Девицы уселись в ложе, прочитали незнакомые имена в программке. Стефания облокотилась на бархатные перильца и принялась рассматривать туалеты.
Спектакль начался. Он был расточительно роскошен, и все в нем представало излишеством: каждая нота, каждое замысловатое движение, каждый причудливый костюм, то сливающийся с декорацией, то выпукло выделяющийся на ее фоне. Лиц не было; от людей на сцене остались только голоса – волшебный тенор, волшебное сопрано, зловещий бас, – помещенные внутрь вороха парчовых, атласных, бархатных тканей, свернутых под немыслимым углом.
В первом антракте Стефания измазала мороженым свое театральное платье, кремовое, с жемчужным шитьем на лифе, и, рыдая, скрылась в дамской комнате.

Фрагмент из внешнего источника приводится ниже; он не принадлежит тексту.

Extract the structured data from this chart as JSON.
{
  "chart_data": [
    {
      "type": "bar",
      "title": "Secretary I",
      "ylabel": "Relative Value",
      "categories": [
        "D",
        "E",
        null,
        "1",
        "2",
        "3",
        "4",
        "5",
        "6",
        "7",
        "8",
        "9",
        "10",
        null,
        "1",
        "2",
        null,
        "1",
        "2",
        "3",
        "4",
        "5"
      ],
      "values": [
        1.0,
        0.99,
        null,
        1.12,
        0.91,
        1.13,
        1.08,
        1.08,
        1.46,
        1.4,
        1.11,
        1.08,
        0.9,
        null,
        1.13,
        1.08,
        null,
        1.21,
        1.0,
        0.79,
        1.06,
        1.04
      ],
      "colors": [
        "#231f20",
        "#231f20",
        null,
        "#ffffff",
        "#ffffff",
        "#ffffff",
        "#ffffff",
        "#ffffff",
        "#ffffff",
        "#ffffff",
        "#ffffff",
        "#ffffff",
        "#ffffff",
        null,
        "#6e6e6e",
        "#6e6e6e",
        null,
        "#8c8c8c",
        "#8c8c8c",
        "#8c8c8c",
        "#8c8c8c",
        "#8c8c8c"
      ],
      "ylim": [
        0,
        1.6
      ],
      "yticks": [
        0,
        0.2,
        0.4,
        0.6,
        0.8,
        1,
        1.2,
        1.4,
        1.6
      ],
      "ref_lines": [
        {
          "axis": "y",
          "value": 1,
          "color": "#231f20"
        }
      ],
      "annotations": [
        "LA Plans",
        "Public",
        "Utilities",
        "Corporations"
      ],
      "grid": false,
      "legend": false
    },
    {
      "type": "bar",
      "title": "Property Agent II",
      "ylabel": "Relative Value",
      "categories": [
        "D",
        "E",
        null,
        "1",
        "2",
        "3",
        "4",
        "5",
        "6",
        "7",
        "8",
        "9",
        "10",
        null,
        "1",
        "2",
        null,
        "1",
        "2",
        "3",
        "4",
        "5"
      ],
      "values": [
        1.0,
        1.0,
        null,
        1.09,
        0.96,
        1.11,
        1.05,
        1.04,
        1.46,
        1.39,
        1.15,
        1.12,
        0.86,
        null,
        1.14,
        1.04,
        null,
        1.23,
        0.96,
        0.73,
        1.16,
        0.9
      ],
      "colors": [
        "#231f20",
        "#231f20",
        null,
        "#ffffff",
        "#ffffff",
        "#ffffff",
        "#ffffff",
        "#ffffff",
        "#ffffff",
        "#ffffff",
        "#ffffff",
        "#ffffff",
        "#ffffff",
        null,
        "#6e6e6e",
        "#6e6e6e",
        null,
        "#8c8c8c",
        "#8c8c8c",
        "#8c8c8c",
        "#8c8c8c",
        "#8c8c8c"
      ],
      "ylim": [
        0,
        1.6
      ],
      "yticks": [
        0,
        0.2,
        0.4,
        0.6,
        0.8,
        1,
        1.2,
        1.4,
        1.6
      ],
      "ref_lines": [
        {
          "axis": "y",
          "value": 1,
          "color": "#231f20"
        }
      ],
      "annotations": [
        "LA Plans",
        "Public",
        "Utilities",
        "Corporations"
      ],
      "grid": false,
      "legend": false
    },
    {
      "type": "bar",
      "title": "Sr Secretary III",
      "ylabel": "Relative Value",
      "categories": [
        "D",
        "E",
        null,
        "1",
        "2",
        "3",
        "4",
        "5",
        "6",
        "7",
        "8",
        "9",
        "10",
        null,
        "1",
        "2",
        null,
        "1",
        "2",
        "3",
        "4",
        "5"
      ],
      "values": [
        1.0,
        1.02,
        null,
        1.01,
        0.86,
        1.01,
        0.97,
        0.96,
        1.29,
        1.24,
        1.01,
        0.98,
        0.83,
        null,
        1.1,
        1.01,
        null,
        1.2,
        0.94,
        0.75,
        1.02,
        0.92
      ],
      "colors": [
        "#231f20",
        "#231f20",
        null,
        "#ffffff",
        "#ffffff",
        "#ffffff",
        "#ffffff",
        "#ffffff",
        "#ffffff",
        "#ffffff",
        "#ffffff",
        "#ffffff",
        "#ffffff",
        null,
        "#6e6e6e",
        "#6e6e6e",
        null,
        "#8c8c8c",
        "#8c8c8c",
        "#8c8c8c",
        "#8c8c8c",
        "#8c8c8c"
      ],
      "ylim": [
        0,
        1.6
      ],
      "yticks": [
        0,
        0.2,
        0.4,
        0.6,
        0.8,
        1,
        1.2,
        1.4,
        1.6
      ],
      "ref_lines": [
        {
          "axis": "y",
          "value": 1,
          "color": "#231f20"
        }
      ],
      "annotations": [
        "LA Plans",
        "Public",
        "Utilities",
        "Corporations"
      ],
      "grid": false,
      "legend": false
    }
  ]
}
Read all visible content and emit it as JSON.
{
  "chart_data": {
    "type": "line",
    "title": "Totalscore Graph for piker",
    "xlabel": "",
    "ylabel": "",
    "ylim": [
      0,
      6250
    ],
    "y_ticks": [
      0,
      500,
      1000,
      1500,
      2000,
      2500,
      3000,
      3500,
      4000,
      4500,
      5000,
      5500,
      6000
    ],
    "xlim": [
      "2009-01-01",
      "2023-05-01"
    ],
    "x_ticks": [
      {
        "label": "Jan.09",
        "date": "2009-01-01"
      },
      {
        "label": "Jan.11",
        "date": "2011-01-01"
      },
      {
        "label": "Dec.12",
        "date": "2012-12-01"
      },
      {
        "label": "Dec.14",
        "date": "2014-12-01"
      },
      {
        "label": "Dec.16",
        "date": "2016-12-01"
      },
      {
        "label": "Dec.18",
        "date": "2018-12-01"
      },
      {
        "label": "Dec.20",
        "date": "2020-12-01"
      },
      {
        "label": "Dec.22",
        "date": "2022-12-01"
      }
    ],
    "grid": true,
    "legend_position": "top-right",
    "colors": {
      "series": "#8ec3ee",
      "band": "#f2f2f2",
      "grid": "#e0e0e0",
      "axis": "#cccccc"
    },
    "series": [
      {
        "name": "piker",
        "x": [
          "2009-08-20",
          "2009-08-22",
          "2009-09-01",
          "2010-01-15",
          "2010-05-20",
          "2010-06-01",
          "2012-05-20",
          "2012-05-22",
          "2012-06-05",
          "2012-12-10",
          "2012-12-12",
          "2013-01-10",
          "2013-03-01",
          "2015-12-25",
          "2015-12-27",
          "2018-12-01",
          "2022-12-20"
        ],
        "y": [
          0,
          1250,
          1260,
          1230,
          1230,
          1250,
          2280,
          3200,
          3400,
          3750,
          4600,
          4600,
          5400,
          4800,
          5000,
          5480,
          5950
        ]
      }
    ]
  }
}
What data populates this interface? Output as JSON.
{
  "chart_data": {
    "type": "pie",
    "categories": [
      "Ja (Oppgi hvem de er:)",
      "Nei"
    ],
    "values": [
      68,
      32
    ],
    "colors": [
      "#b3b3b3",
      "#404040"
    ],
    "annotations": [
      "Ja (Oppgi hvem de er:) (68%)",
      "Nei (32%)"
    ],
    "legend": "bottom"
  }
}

Оттуда она вышла с большим мокрым пятном на груди. Вызывающе вздернув голову, она сообщила, что выбросила свой носовой платок и не желает больше об этом говорить. Кокошкин отвел ее в ложу и вручил ей свой бокал шампанского, чтобы она успокоилась, а сам вернулся к Татьяне Николаевне.
Она стояла на блестящем старинном паркете, в самом центре широкого ковра. Театралы прогуливались по этому ковру, описывая круг за кругом, как было здесь заведено, и зеркала в капризных рамах подхватывали то одну, то другую фигуру. Все здесь скользило по поверхности, и люди, и разговоры, все было невесомым и незначительным; музыка нестройно и таинственно зарождалась уже в глубине оркестровой ямы.
Вальсовые плечи Татьяны Николаевны матово поблескивали. В этом мире искусственности они выглядели слишком естественными: чересчур явственно можно было представить себе, как чьи-то губы прикасаются к ним поцелуем.
Она угадала приближение Кокошкина и повернулась к нему, красиво изогнув шею. Он подхватил ее под руку, и они влились в поток гуляющих по ковру.
– Что же Штофреген? – спросила Татьяна Николаевна.
– Не пришел, – ответил Кокошкин.
– Это странно; уж не случилось ли с ним беды? – спокойно проговорила Татьяна Николаевна.